The world’s top wheat importer Egypt said Wednesday it is to receive $500 million from the World Bank to alleviate the impact of war between its main suppliers Russia and Ukraine.
“The World Bank financing will support the government’s efforts to meet food needs and enhance resilience to future shocks,” International Cooperation Minister Rania al-Mashat said in a statement.
Egypt’s food security has been under mounting pressure since Russia invaded Ukraine in late February causing massive disruption to exports from Black Sea ports.
Before the invasion, the two countries accounted for 85 percent of Egypt’s wheat imports.
The new tranche of World Bank financing will go towards “funding wheat purchases” as well as “increasing wheat storage capacities” in anticipation of future crises, the ministry said.
Since the war began, the government has already ramped up wheat purchases from domestic farmers as well as trialing wheat substitutes in a bid to counter the supply shortfall.
On Tuesday, state bakeries in New Valley province in the southwest hailed successful trials of “sweet potato bread”, Egyptian media reported.
The adjusted recipes use sweet potato to supplement wheat in the flour used to make state-subsidized flatbread - an everyday staple for the country’s 103 million people.
Some 71.5 million Egyptians rely on bread subsidies, which account for 57 percent of the state’s subsidy budget, according to official figures.
Soaring world commodity prices helped to push Egyptian inflation to a three-year high of 15.3 percent in June, according to official figures.

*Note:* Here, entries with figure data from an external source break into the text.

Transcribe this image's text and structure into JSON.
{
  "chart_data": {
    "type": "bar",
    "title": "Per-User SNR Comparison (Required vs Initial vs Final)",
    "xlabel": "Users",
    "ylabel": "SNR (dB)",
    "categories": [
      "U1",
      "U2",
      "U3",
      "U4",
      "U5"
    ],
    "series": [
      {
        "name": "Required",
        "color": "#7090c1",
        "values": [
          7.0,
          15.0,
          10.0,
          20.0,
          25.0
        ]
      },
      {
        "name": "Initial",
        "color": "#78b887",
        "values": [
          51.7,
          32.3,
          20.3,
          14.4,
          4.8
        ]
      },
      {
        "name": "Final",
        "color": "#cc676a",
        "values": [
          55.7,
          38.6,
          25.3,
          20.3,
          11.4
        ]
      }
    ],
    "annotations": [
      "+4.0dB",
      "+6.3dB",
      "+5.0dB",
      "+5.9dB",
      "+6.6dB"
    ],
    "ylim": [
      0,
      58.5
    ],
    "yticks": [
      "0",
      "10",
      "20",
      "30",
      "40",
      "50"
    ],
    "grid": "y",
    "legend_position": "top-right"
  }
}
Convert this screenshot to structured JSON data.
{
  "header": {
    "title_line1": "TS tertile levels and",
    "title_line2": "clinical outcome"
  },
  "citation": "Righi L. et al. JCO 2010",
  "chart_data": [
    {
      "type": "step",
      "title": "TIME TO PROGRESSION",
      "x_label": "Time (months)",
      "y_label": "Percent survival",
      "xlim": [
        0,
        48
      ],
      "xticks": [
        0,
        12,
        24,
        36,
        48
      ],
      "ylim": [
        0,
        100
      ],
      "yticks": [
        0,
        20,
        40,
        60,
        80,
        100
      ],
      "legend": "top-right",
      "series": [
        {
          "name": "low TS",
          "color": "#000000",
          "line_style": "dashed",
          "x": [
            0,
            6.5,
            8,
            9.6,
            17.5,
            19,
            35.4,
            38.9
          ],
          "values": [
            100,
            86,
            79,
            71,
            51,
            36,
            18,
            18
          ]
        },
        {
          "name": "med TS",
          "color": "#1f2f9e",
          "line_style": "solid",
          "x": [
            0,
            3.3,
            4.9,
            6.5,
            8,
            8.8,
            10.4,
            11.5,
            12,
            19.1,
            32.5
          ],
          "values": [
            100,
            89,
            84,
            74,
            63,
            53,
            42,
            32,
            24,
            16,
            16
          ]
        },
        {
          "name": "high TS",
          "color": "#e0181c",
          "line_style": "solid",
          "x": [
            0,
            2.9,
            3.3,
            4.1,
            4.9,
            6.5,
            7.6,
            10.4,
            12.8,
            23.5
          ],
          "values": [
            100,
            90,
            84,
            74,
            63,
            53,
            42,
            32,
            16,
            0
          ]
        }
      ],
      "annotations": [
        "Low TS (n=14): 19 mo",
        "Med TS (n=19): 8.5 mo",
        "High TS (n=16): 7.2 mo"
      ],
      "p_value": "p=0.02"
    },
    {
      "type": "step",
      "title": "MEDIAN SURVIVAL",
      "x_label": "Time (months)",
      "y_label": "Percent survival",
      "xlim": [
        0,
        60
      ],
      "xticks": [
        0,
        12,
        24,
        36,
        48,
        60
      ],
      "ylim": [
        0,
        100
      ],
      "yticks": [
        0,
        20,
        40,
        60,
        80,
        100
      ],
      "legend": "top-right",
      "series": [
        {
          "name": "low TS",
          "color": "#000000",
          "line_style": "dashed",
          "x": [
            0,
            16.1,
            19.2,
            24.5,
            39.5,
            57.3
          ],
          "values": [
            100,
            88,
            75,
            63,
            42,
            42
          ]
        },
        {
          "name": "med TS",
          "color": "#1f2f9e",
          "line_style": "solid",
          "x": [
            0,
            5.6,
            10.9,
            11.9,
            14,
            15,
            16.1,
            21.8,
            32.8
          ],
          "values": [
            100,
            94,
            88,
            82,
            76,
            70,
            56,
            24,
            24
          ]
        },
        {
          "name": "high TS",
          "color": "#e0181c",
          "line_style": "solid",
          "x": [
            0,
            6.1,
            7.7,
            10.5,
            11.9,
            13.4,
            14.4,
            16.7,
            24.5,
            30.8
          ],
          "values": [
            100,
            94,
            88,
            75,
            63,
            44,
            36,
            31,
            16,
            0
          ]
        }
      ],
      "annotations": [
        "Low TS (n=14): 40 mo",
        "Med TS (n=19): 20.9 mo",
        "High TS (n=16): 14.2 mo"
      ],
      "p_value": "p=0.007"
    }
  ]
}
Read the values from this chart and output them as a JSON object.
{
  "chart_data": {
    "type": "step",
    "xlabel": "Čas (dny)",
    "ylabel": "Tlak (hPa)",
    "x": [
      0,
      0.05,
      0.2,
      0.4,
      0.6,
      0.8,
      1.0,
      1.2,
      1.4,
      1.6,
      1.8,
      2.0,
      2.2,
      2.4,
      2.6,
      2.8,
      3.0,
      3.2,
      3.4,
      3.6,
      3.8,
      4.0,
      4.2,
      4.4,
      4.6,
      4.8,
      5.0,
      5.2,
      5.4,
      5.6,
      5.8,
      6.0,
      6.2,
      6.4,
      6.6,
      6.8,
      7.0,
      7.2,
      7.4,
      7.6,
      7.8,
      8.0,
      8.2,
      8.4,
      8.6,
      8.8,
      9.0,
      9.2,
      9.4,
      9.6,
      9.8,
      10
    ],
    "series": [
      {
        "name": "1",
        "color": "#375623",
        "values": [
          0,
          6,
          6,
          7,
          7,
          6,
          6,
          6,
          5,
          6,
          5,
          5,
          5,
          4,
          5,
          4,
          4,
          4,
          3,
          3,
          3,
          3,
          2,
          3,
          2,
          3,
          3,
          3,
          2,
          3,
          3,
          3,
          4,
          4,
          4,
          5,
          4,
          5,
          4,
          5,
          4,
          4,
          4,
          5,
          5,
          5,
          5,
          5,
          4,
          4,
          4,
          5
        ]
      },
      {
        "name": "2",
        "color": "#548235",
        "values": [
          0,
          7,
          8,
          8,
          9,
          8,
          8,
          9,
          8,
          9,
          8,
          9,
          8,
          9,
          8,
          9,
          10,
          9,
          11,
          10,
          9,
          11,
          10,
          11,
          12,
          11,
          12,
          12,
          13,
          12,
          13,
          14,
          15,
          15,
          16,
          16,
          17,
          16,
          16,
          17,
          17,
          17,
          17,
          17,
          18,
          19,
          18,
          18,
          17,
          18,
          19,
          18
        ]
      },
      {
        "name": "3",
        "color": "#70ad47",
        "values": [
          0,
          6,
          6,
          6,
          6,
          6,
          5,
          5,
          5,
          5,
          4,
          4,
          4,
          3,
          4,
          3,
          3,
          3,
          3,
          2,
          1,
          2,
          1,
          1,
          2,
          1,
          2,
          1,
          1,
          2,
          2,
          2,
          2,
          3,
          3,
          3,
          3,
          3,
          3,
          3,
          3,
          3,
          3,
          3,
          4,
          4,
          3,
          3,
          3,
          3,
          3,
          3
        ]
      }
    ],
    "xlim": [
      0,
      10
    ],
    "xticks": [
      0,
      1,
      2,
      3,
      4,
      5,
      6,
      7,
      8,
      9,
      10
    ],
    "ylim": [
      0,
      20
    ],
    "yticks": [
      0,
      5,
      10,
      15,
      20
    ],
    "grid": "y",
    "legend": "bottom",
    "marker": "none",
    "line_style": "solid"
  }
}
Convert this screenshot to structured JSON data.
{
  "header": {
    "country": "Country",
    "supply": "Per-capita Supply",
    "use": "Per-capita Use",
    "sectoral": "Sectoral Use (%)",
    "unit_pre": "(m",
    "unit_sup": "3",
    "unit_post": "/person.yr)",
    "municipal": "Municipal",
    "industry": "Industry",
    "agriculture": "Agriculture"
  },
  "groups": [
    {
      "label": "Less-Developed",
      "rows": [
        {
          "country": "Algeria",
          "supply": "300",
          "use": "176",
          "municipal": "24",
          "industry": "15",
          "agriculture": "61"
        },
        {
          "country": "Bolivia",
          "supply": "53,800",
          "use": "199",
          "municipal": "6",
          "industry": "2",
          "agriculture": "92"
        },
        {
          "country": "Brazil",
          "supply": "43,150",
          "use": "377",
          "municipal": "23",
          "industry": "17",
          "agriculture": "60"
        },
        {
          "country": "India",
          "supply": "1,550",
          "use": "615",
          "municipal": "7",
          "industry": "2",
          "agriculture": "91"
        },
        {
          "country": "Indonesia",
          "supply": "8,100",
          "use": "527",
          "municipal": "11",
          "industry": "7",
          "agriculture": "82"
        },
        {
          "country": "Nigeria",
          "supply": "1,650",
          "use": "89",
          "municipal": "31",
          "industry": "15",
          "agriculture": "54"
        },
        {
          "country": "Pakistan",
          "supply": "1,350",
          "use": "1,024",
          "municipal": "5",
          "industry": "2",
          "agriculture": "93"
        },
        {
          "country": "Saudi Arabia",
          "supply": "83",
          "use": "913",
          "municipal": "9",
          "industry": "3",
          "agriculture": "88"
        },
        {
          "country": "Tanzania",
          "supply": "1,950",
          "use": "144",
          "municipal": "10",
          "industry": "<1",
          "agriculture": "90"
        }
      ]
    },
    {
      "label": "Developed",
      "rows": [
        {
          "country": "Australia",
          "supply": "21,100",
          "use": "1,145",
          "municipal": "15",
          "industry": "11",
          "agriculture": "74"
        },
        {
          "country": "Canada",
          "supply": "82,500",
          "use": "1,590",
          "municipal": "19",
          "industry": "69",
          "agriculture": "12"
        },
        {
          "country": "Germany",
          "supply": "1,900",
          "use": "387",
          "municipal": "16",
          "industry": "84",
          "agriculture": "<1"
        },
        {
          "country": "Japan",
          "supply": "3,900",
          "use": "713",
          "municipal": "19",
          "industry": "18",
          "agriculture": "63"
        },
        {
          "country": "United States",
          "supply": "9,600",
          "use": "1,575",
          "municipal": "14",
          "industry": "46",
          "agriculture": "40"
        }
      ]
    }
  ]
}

In late March, the Central Bank of Egypt allowed the Egyptian pound to depreciate against the dollar, causing it to lose around 18 percent of its value overnight.
Foreign currency reserves fell around $6 billion in April and May to stand at $35.5 billion, as a result of moves “to calm the markets” as well as “external debt repayments,” the bank said.
To help weather the crisis, Egypt has requested a new loan from the International Monetary Fund, that will add to an already sizeable foreign debt equivalent to almost 90 percent of GDP.
On a visit to Cairo earlier this month, European Commission chief Ursula von der Leyen pledged “immediate relief of 100 million euros” to support food security in Egypt.